Remembering the significance of August 6

Aug 16, 2018 | Blog

Nine years ago today, the United States Senate voted to confirm Justice Sonia Sotomayor as the first Latina to serve on the U.S. Supreme Court. And on this day 53-years ago, President Johnson signed the Voting Rights Act into law – which expanded the promise of universal suffrage by dismantling some of the systems that kept minority voters from casting a ballot. That both should fall on the same date is fitting, as Justice Sotomayor has been an avid defender of the VRA on the Supreme Court – forcefully dissenting from recent decisions that have seen the slow and steady erosion of the promises made and protections put in place by the VRA.

One of the fondest memories I have of my time working for President Barack Obama, came just after Justice Sotomayor returned to the White House having just been confirmed by the Senate. I was part of the team that worked on her confirmation – I had been tasked with helping to mobilize support for her confirmation from outside advocacy organizations. And after the successful vote to confirm her to the Court, we held a little celebration in the White House. I vividly remember Justice Sotomayor thanking me and giving me a big hug. It was such a joyful, warm and genuine moment.

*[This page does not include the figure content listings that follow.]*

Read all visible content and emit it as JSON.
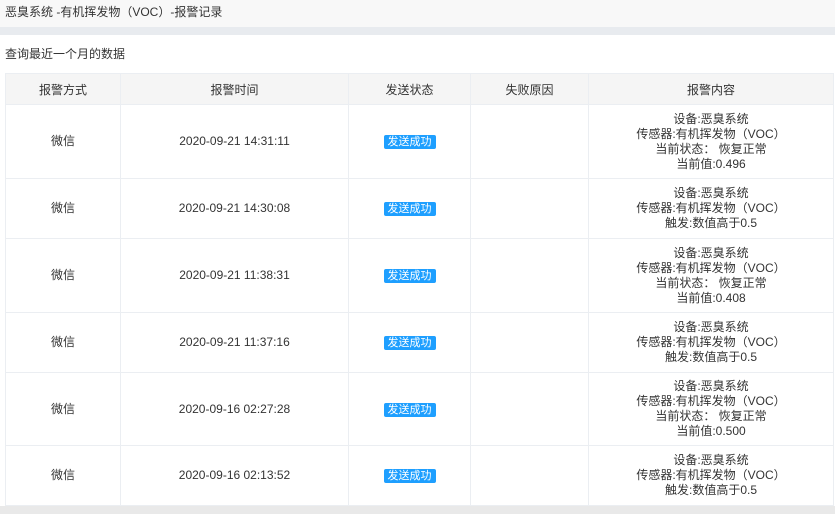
{
  "title": "恶臭系统 -有机挥发物（VOC）-报警记录",
  "query_label": "查询最近一个月的数据",
  "colors": {
    "badge": "#1e9fff",
    "header_bg": "#f5f5f5"
  },
  "columns": [
    "报警方式",
    "报警时间",
    "发送状态",
    "失败原因",
    "报警内容"
  ],
  "rows": [
    {
      "method": "微信",
      "time": "2020-09-21 14:31:11",
      "status": "发送成功",
      "reason": "",
      "content": [
        "设备:恶臭系统",
        "传感器:有机挥发物（VOC）",
        "当前状态： 恢复正常",
        "当前值:0.496"
      ]
    },
    {
      "method": "微信",
      "time": "2020-09-21 14:30:08",
      "status": "发送成功",
      "reason": "",
      "content": [
        "设备:恶臭系统",
        "传感器:有机挥发物（VOC）",
        "触发:数值高于0.5"
      ]
    },
    {
      "method": "微信",
      "time": "2020-09-21 11:38:31",
      "status": "发送成功",
      "reason": "",
      "content": [
        "设备:恶臭系统",
        "传感器:有机挥发物（VOC）",
        "当前状态： 恢复正常",
        "当前值:0.408"
      ]
    },
    {
      "method": "微信",
      "time": "2020-09-21 11:37:16",
      "status": "发送成功",
      "reason": "",
      "content": [
        "设备:恶臭系统",
        "传感器:有机挥发物（VOC）",
        "触发:数值高于0.5"
      ]
    },
    {
      "method": "微信",
      "time": "2020-09-16 02:27:28",
      "status": "发送成功",
      "reason": "",
      "content": [
        "设备:恶臭系统",
        "传感器:有机挥发物（VOC）",
        "当前状态： 恢复正常",
        "当前值:0.500"
      ]
    },
    {
      "method": "微信",
      "time": "2020-09-16 02:13:52",
      "status": "发送成功",
      "reason": "",
      "content": [
        "设备:恶臭系统",
        "传感器:有机挥发物（VOC）",
        "触发:数值高于0.5"
      ]
    }
  ]
}
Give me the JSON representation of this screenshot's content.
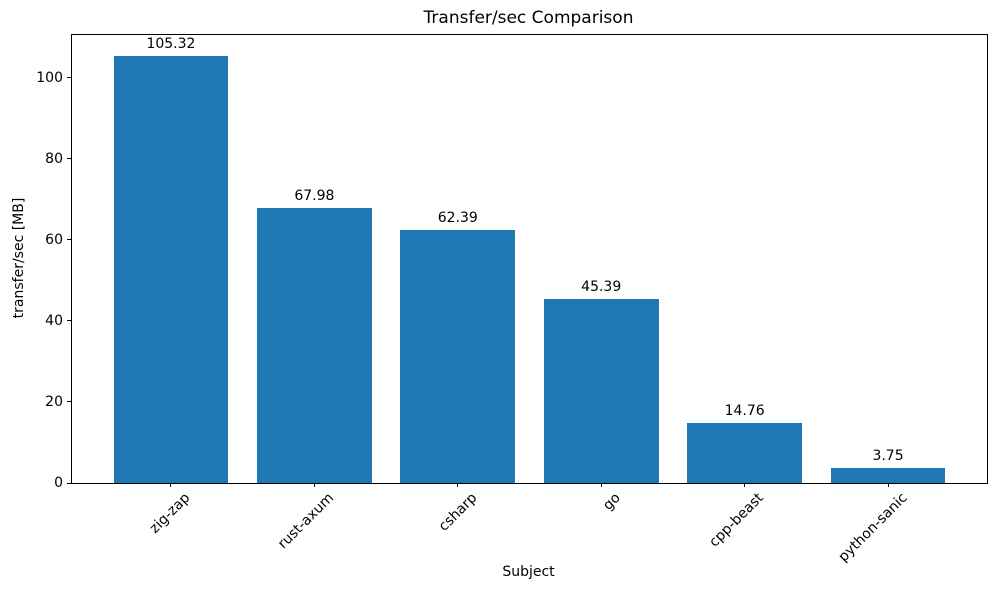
{
  "chart_data": {
    "type": "bar",
    "title": "Transfer/sec Comparison",
    "xlabel": "Subject",
    "ylabel": "transfer/sec [MB]",
    "categories": [
      "zig-zap",
      "rust-axum",
      "csharp",
      "go",
      "cpp-beast",
      "python-sanic"
    ],
    "values": [
      105.32,
      67.98,
      62.39,
      45.39,
      14.76,
      3.75
    ],
    "value_labels": [
      "105.32",
      "67.98",
      "62.39",
      "45.39",
      "14.76",
      "3.75"
    ],
    "yticks": [
      0,
      20,
      40,
      60,
      80,
      100
    ],
    "ylim": [
      0,
      110.59
    ],
    "bar_width_fraction": 0.8,
    "grid": false,
    "legend": "none",
    "colors": {
      "bar": "#1f77b4",
      "axis": "#000000",
      "text": "#000000",
      "background": "#ffffff"
    }
  }
}
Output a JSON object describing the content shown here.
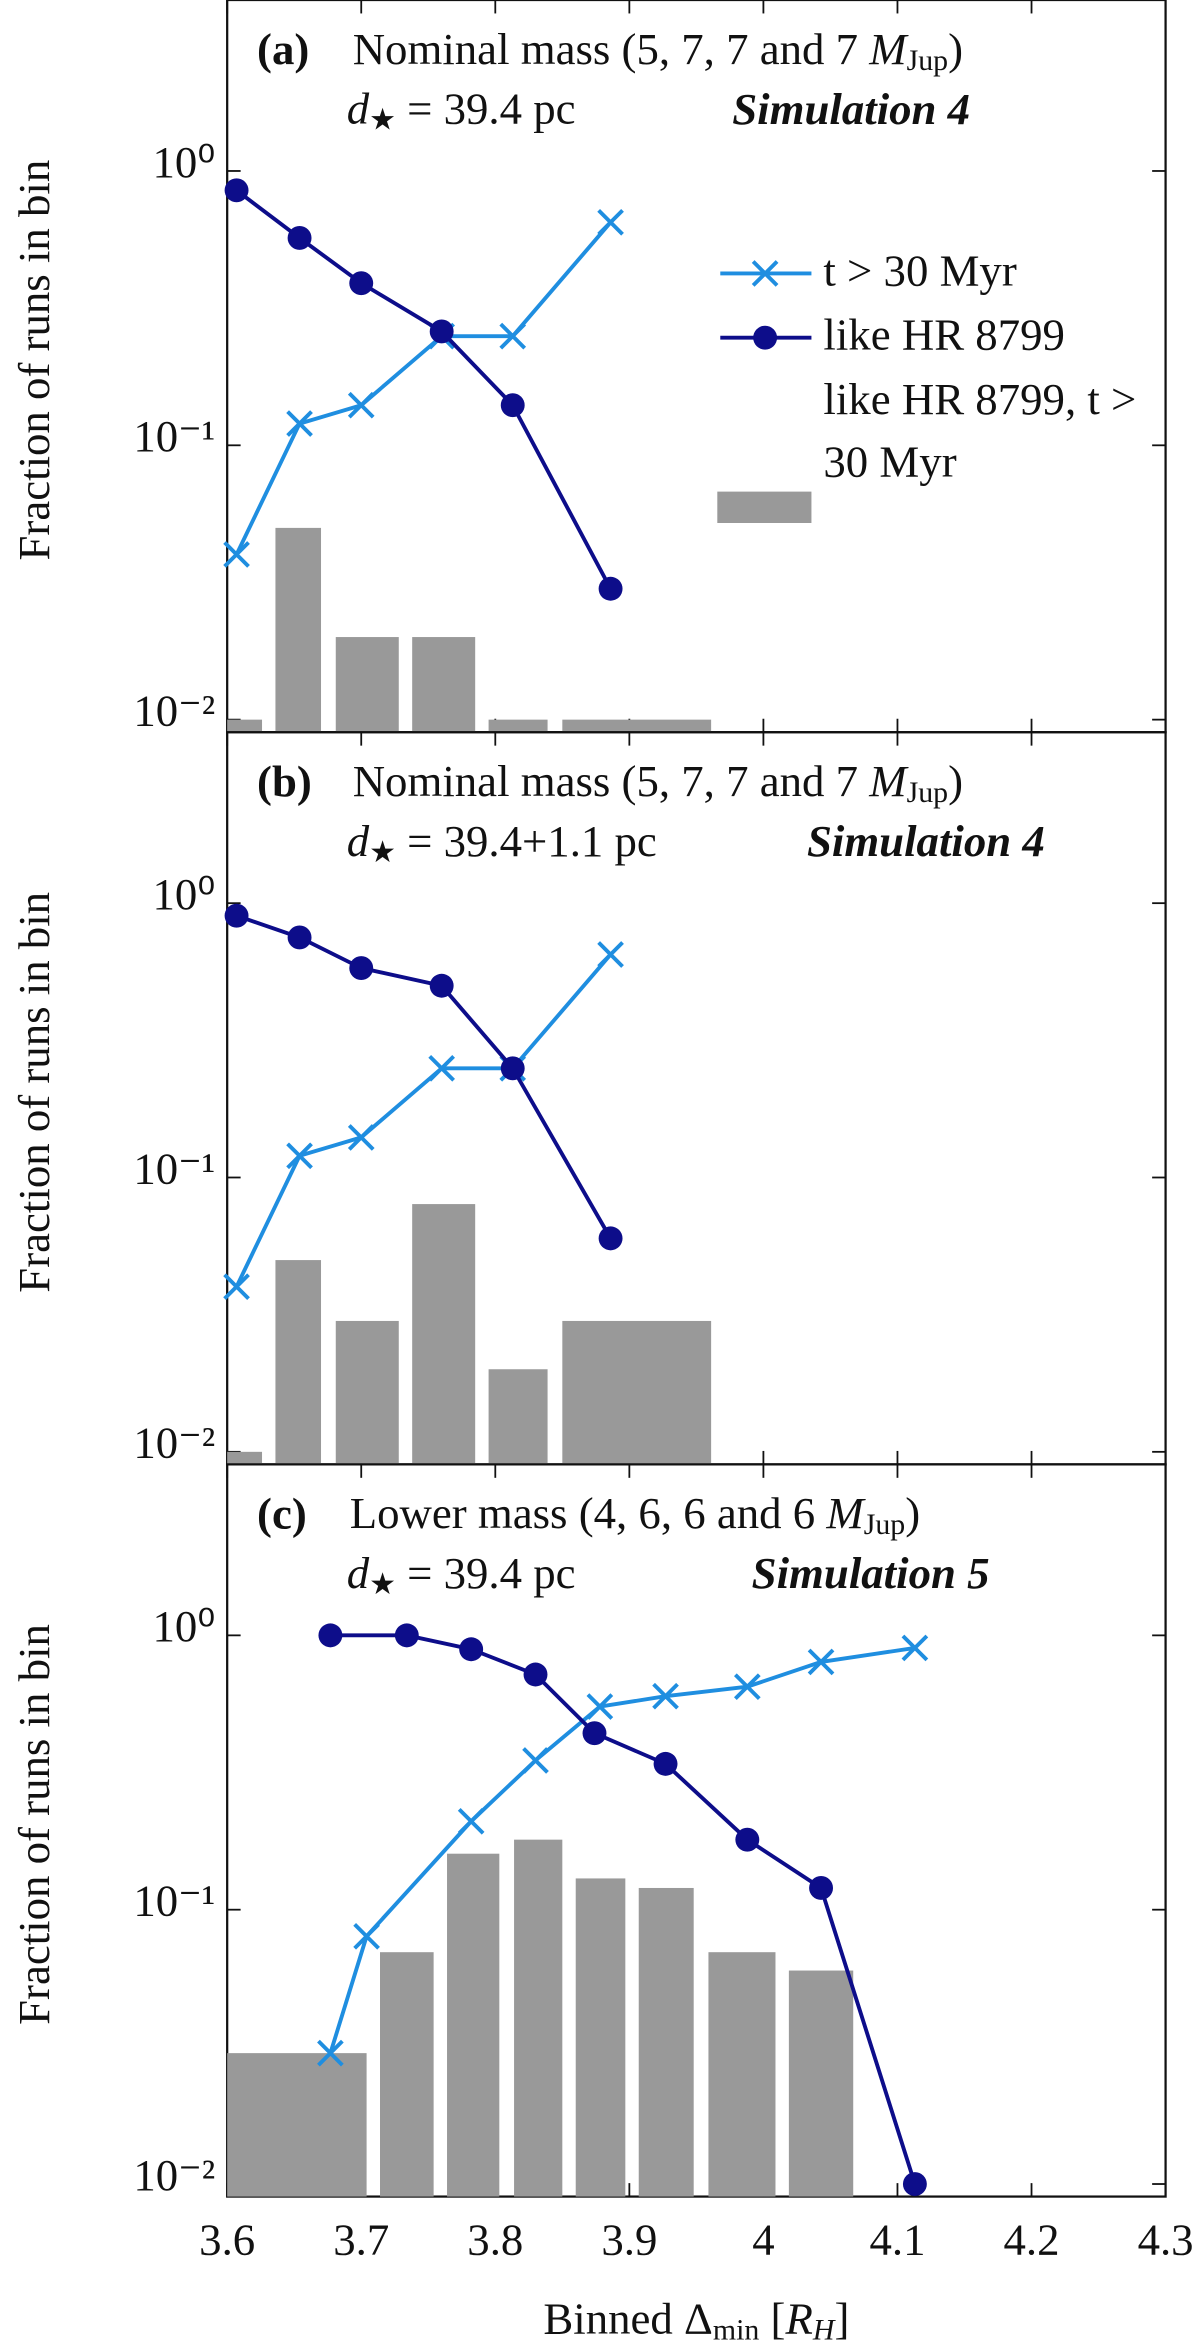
{
  "chart_data": [
    {
      "type": "combo",
      "label": "(a)",
      "title_parts": [
        "Nominal mass (5, 7, 7 and 7 ",
        "M",
        "Jup",
        ")"
      ],
      "subtitle_parts": [
        "d",
        "★",
        " = 39.4 pc"
      ],
      "simulation": "Simulation 4",
      "ylabel": "Fraction of runs in bin",
      "log_y": true,
      "ylim": [
        0.009,
        4.2
      ],
      "yticks": [
        {
          "value": 0.01,
          "label": "10⁻²"
        },
        {
          "value": 0.1,
          "label": "10⁻¹"
        },
        {
          "value": 1,
          "label": "10⁰"
        }
      ],
      "xlim": [
        3.6,
        4.3
      ],
      "legend": "upper right",
      "series": [
        {
          "type": "line",
          "name": "t > 30 Myr",
          "color": "#1f8ee0",
          "marker": "x",
          "x": [
            3.607,
            3.654,
            3.7,
            3.76,
            3.813,
            3.886
          ],
          "values": [
            0.04,
            0.12,
            0.14,
            0.25,
            0.25,
            0.65
          ]
        },
        {
          "type": "line",
          "name": "like HR 8799",
          "color": "#0d0d8a",
          "marker": "circle",
          "x": [
            3.607,
            3.654,
            3.7,
            3.76,
            3.813,
            3.886
          ],
          "values": [
            0.85,
            0.57,
            0.39,
            0.26,
            0.14,
            0.03
          ]
        },
        {
          "type": "bar",
          "name": "like HR 8799, t > 30 Myr",
          "color": "#999999",
          "x_left": [
            3.6,
            3.636,
            3.681,
            3.738,
            3.795,
            3.85
          ],
          "x_right": [
            3.626,
            3.67,
            3.728,
            3.785,
            3.839,
            3.961
          ],
          "values": [
            0.01,
            0.05,
            0.02,
            0.02,
            0.01,
            0.01
          ]
        }
      ]
    },
    {
      "type": "combo",
      "label": "(b)",
      "title_parts": [
        "Nominal mass (5, 7, 7 and 7 ",
        "M",
        "Jup",
        ")"
      ],
      "subtitle_parts": [
        "d",
        "★",
        " = 39.4+1.1 pc"
      ],
      "simulation": "Simulation 4",
      "ylabel": "Fraction of runs in bin",
      "log_y": true,
      "ylim": [
        0.009,
        4.2
      ],
      "yticks": [
        {
          "value": 0.01,
          "label": "10⁻²"
        },
        {
          "value": 0.1,
          "label": "10⁻¹"
        },
        {
          "value": 1,
          "label": "10⁰"
        }
      ],
      "xlim": [
        3.6,
        4.3
      ],
      "series": [
        {
          "type": "line",
          "color": "#1f8ee0",
          "marker": "x",
          "x": [
            3.607,
            3.654,
            3.7,
            3.76,
            3.813,
            3.886
          ],
          "values": [
            0.04,
            0.12,
            0.14,
            0.25,
            0.25,
            0.65
          ]
        },
        {
          "type": "line",
          "color": "#0d0d8a",
          "marker": "circle",
          "x": [
            3.607,
            3.654,
            3.7,
            3.76,
            3.813,
            3.886
          ],
          "values": [
            0.9,
            0.75,
            0.58,
            0.5,
            0.25,
            0.06
          ]
        },
        {
          "type": "bar",
          "color": "#999999",
          "x_left": [
            3.6,
            3.636,
            3.681,
            3.738,
            3.795,
            3.85
          ],
          "x_right": [
            3.626,
            3.67,
            3.728,
            3.785,
            3.839,
            3.961
          ],
          "values": [
            0.01,
            0.05,
            0.03,
            0.08,
            0.02,
            0.03
          ]
        }
      ]
    },
    {
      "type": "combo",
      "label": "(c)",
      "title_parts": [
        "Lower mass (4, 6, 6 and 6 ",
        "M",
        "Jup",
        ")"
      ],
      "subtitle_parts": [
        "d",
        "★",
        " = 39.4 pc"
      ],
      "simulation": "Simulation 5",
      "ylabel": "Fraction of runs in bin",
      "log_y": true,
      "ylim": [
        0.009,
        4.2
      ],
      "yticks": [
        {
          "value": 0.01,
          "label": "10⁻²"
        },
        {
          "value": 0.1,
          "label": "10⁻¹"
        },
        {
          "value": 1,
          "label": "10⁰"
        }
      ],
      "xlim": [
        3.6,
        4.3
      ],
      "xticks": [
        3.6,
        3.7,
        3.8,
        3.9,
        4,
        4.1,
        4.2,
        4.3
      ],
      "xlabel_parts": [
        "Binned Δ",
        "min",
        " [",
        "R",
        "H",
        "]"
      ],
      "series": [
        {
          "type": "line",
          "color": "#1f8ee0",
          "marker": "x",
          "x": [
            3.677,
            3.704,
            3.782,
            3.83,
            3.878,
            3.927,
            3.988,
            4.043,
            4.113
          ],
          "values": [
            0.03,
            0.08,
            0.21,
            0.35,
            0.55,
            0.6,
            0.65,
            0.8,
            0.9
          ]
        },
        {
          "type": "line",
          "color": "#0d0d8a",
          "marker": "circle",
          "x": [
            3.677,
            3.734,
            3.782,
            3.83,
            3.874,
            3.927,
            3.988,
            4.043,
            4.113
          ],
          "values": [
            1.0,
            1.0,
            0.89,
            0.72,
            0.44,
            0.34,
            0.18,
            0.12,
            0.01
          ]
        },
        {
          "type": "bar",
          "color": "#999999",
          "x_left": [
            3.6,
            3.714,
            3.764,
            3.814,
            3.86,
            3.907,
            3.959,
            4.019
          ],
          "x_right": [
            3.704,
            3.754,
            3.803,
            3.85,
            3.897,
            3.948,
            4.009,
            4.067
          ],
          "values": [
            0.03,
            0.07,
            0.16,
            0.18,
            0.13,
            0.12,
            0.07,
            0.06
          ]
        }
      ]
    }
  ]
}
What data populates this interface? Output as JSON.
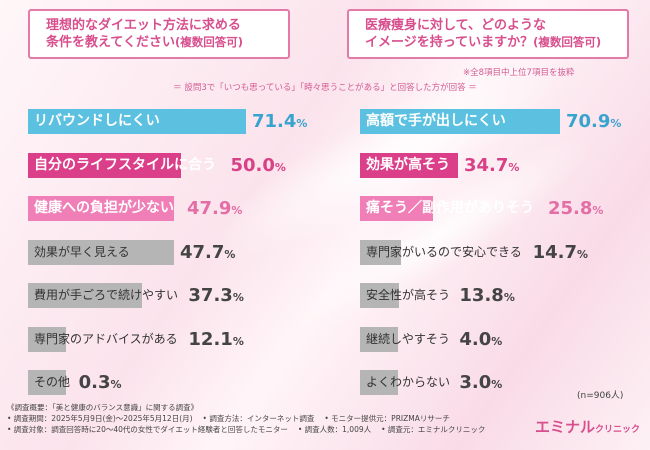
{
  "question_left": {
    "line1": "理想的なダイエット方法に求める",
    "line2": "条件を教えてください",
    "suffix": "(複数回答可)"
  },
  "question_right": {
    "line1": "医療痩身に対して、どのような",
    "line2": "イメージを持っていますか？",
    "suffix": "(複数回答可)"
  },
  "notes": {
    "top7": "※全8項目中上位7項目を抜粋",
    "basis": "＝ 設問3で「いつも思っている」「時々思うことがある」と回答した方が回答 ＝"
  },
  "colors": {
    "blue": "#5cc0e0",
    "pink_dark": "#db3f8a",
    "pink_light": "#ef7fb6",
    "gray": "#b5b5b5",
    "value_blue": "#39a3d0",
    "value_pink_dark": "#d84186",
    "value_pink_light": "#e36ea5",
    "value_gray": "#444444",
    "accent": "#e47aa8"
  },
  "chart_data": [
    {
      "type": "bar",
      "orientation": "horizontal",
      "title": "理想的なダイエット方法に求める条件を教えてください(複数回答可)",
      "unit": "%",
      "categories": [
        "リバウンドしにくい",
        "自分のライフスタイルに合う",
        "健康への負担が少ない",
        "効果が早く見える",
        "費用が手ごろで続けやすい",
        "専門家のアドバイスがある",
        "その他"
      ],
      "values": [
        71.4,
        50.0,
        47.9,
        47.7,
        37.3,
        12.1,
        0.3
      ],
      "value_labels": [
        "71.4",
        "50.0",
        "47.9",
        "47.7",
        "37.3",
        "12.1",
        "0.3"
      ],
      "styles": [
        "blue",
        "pink_dark",
        "pink_light",
        "gray",
        "gray",
        "gray",
        "gray"
      ]
    },
    {
      "type": "bar",
      "orientation": "horizontal",
      "title": "医療痩身に対して、どのようなイメージを持っていますか？(複数回答可)",
      "unit": "%",
      "categories": [
        "高額で手が出しにくい",
        "効果が高そう",
        "痛そう／副作用がありそう",
        "専門家がいるので安心できる",
        "安全性が高そう",
        "継続しやすそう",
        "よくわからない"
      ],
      "values": [
        70.9,
        34.7,
        25.8,
        14.7,
        13.8,
        4.0,
        3.0
      ],
      "value_labels": [
        "70.9",
        "34.7",
        "25.8",
        "14.7",
        "13.8",
        "4.0",
        "3.0"
      ],
      "styles": [
        "blue",
        "pink_dark",
        "pink_light",
        "gray",
        "gray",
        "gray",
        "gray"
      ]
    }
  ],
  "n_label": "(n=906人)",
  "footer": {
    "line1": "《調査概要：「美と健康のバランス意識」に関する調査》",
    "line2a": "• 調査期間：2025年5月9日(金)～2025年5月12日(月)",
    "line2b": "• 調査方法：インターネット調査",
    "line2c": "• モニター提供元：PRIZMAリサーチ",
    "line3a": "• 調査対象：調査回答時に20～40代の女性でダイエット経験者と回答したモニター",
    "line3b": "• 調査人数：1,009人",
    "line3c": "• 調査元：エミナルクリニック"
  },
  "logo": {
    "main": "エミナル",
    "sub": "クリニック"
  }
}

Justice Sotomayor’s work on the Court has made us all very proud – as the President knew it would. And she has been a forceful defender of voting rights and the Voting Rights Act.

Her steadfast defense of voting rights was prominently on display this past June, in Abbott vs. Perez – where the Court decided to uphold Texas’ gerrymandered districts. This was despite the fact that a lower court had previously found that the districts had been intentionally drawn to discriminate against Latinx voters. The words of her dissenting opinion are a clarion call to action in defense of voting rights:

“The Court today goes out of its way to permit the State of Texas to use maps that the three-judge District Court unanimously found were adopted for the purpose of preserving the racial discrimination that tainted its previous maps… This disregard of both precedent and fact comes at serious costs to our democracy. It means that, after years of litigation and undeniable proof of intentional discrimination, minority voters in Texas—despite constituting a majority of the population within the State—will continue to be underrepresented in the political process. Those voters must return to the polls in 2018 and 2020 with the knowledge that their ability to exercise meaningfully their right to vote has been burdened by the manipulation of district lines specifically designed to target their communities and minimize their political will. The fundamental right to vote is too precious to be disregarded in this manner. I dissent.”